Встретивши Хармса в трамвае, Корней Иванович спросил: "Вы читали "Мистера Твистера"?" - "Нет!" - ответил Хармс осторожно. "Прочтите! Это такое мастерство, при котором и таланта не надо! А есть такие куски, где ни мастерства, ни таланта - "сверху над вами индус, снизу под вами зулус" - и все‑таки замечательно!" Так говорил он о Маршаке. Зло? Несомненно. Но вот во время войны я привез письмо Марины Чуковской. Она просила передать его срочно Корнею Ивановичу. Она узнала случайно, что Коля находится в месте, где газеты нет, где сидит он без работы под огнем, рискует жизнью без всякой пользы. Она просила Корнея Ивановича срочно через Союз добиваться Колиного перевода. С вокзала я завез письмо Корнею Ивановичу и, не застав его, просил передать, что зайду вечером. Встретились мы раньше в столовой Дома писателей. Было это во втором этаже, где кормили ведущих и нас, приезжих. Я спросил Корнея Ивановича о письме, и лицо его исказилось от ненависти. Прищурив один глаз, он возопил своим тенором, обращаясь к сидящему за нашим столом какому‑то старику. Забыл - чуть ли не к Гладкову. "Вот они, герои. Мой Николай напел супруге, что находится на волосок от смерти, - и она пишет: "Спасите его, помогите ему". А он там в тылу наслаждается жизнью!" - "Ай - ай! - пробормотал старик растерянно. - Зачем же это он?" Вот как ответил Корней Иванович на письмо о первенце, находящемся в смертельной опасности. Нет, я считаю, что Маршака он скорее ласкал, чем кусал. В апреле прошлого 1952 года встретил я Корнея Ивановича на совещании по детской литературе. Незадолго до этого исполнилось Чуковскому семьдесят лет. Оглянувшись, я увидел стоящего позади кресел Чуковского, стройного, седого, все с тем же свежим, особенным, топорным и нежным лицом.
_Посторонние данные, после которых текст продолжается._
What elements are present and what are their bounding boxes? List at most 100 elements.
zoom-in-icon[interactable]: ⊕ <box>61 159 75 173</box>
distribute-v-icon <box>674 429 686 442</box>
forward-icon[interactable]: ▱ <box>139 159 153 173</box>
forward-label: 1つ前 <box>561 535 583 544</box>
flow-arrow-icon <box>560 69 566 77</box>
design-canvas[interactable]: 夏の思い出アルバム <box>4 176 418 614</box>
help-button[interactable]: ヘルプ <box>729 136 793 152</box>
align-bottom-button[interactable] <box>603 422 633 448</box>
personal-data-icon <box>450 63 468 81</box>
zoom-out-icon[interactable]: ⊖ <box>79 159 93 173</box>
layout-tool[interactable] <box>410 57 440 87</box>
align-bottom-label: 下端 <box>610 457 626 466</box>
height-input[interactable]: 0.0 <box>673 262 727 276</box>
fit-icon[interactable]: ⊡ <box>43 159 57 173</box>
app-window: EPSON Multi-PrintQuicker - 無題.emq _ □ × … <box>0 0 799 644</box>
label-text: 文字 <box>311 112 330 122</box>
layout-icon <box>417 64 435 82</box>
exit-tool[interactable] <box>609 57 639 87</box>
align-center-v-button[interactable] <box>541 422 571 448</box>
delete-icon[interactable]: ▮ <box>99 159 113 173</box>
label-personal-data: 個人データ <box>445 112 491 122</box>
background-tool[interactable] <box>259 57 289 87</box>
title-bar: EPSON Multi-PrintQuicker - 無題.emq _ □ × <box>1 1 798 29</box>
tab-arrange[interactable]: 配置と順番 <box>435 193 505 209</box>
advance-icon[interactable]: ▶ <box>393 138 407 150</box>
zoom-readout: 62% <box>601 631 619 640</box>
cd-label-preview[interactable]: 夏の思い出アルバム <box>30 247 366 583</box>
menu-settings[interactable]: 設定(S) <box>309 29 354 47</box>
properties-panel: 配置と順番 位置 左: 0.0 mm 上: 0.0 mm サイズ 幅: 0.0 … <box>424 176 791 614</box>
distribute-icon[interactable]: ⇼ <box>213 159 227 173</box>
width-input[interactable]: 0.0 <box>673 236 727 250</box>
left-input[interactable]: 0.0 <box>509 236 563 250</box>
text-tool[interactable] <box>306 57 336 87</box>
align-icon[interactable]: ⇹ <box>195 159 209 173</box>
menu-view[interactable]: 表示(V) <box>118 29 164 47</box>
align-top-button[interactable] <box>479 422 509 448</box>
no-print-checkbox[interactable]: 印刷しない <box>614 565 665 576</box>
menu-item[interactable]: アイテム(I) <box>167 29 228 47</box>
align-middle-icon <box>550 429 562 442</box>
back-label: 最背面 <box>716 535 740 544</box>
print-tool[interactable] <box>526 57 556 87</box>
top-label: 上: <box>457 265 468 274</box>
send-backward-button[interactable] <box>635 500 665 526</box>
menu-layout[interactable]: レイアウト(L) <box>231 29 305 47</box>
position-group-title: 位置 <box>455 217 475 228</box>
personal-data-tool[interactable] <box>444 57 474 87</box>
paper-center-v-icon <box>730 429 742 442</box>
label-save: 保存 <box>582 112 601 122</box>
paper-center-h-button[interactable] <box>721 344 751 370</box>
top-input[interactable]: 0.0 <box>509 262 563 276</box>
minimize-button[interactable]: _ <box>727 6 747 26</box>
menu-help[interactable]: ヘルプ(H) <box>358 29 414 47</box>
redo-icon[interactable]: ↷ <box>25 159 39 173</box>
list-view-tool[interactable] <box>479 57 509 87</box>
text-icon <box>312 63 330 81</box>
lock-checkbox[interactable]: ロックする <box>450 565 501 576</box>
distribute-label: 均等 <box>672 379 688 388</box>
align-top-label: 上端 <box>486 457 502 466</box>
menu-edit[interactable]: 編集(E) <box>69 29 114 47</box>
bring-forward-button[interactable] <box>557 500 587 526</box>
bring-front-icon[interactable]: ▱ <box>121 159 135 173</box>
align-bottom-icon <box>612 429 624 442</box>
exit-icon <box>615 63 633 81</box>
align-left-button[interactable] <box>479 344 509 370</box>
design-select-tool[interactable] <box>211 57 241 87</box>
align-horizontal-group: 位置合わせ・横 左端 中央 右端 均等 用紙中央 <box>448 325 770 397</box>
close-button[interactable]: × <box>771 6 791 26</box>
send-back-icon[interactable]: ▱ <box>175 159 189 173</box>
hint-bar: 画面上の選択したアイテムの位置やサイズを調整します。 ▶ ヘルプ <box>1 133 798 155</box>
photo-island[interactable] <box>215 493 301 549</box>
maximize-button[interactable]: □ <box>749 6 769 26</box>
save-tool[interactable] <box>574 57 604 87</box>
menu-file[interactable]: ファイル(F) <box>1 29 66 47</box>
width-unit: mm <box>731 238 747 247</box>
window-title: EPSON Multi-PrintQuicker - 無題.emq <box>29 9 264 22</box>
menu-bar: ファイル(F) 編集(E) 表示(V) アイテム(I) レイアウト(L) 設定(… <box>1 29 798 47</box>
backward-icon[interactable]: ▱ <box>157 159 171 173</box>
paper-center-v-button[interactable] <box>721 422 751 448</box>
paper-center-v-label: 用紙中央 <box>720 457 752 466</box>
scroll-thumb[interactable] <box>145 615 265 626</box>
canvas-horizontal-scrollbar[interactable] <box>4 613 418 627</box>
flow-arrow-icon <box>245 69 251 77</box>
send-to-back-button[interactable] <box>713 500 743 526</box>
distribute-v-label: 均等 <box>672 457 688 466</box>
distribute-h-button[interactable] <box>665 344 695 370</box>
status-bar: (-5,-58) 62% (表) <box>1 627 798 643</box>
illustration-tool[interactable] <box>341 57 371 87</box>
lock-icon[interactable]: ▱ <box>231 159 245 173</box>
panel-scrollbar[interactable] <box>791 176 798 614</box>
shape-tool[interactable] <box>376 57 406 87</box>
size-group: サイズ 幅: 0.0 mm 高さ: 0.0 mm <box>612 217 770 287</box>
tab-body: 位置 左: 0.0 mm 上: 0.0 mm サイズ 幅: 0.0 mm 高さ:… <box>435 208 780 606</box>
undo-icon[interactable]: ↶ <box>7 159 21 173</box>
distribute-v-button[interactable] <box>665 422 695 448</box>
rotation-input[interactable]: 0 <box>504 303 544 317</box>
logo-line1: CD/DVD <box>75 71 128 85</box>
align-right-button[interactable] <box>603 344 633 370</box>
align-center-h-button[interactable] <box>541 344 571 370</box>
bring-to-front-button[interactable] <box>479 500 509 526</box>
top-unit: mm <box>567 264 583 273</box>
Конечно, он постарел, но и я тоже, и дистанция между нами тем самым сохранилась прежняя. Он не казался мне стариком. Все теми же нарочито широкими движениями своих длинных рук приветствовал он знакомых, сидящих в зале, пожимая правую левой, прижимая обе к сердцу. Я пробрался к нему. Сначала на меня так и дохнуло воздухом двадцатых годов. Чуковский был весел. Но прошло пять минут, и я угадал, что он встревожен, все у него в душе напряжено, что он один, как всегда, как белый волк. Сурков в это время делал свой вступительный доклад - читал его, и аудитория слушала вяло. Чувствуя это, Сурков иной раз отрывался от рукописи, говорил от себя, повысив тон, на нерве, выражаясь по - актерски. Обратившись к Маршаку и Михалкову, сидящим в президиуме, Сурков воскликнул, грозя пальцем: "А вас, товарищи, я обвиняю в том, что вы перестали писать сатиры для детей". Чуковский, услышав это, сделал томное лицо, закивал головой и продекламировал подчеркнуто грустно: "Да, да, да, это национальное бедствие". И снова на меня пахнуло веселым духом первых дней детской литературы…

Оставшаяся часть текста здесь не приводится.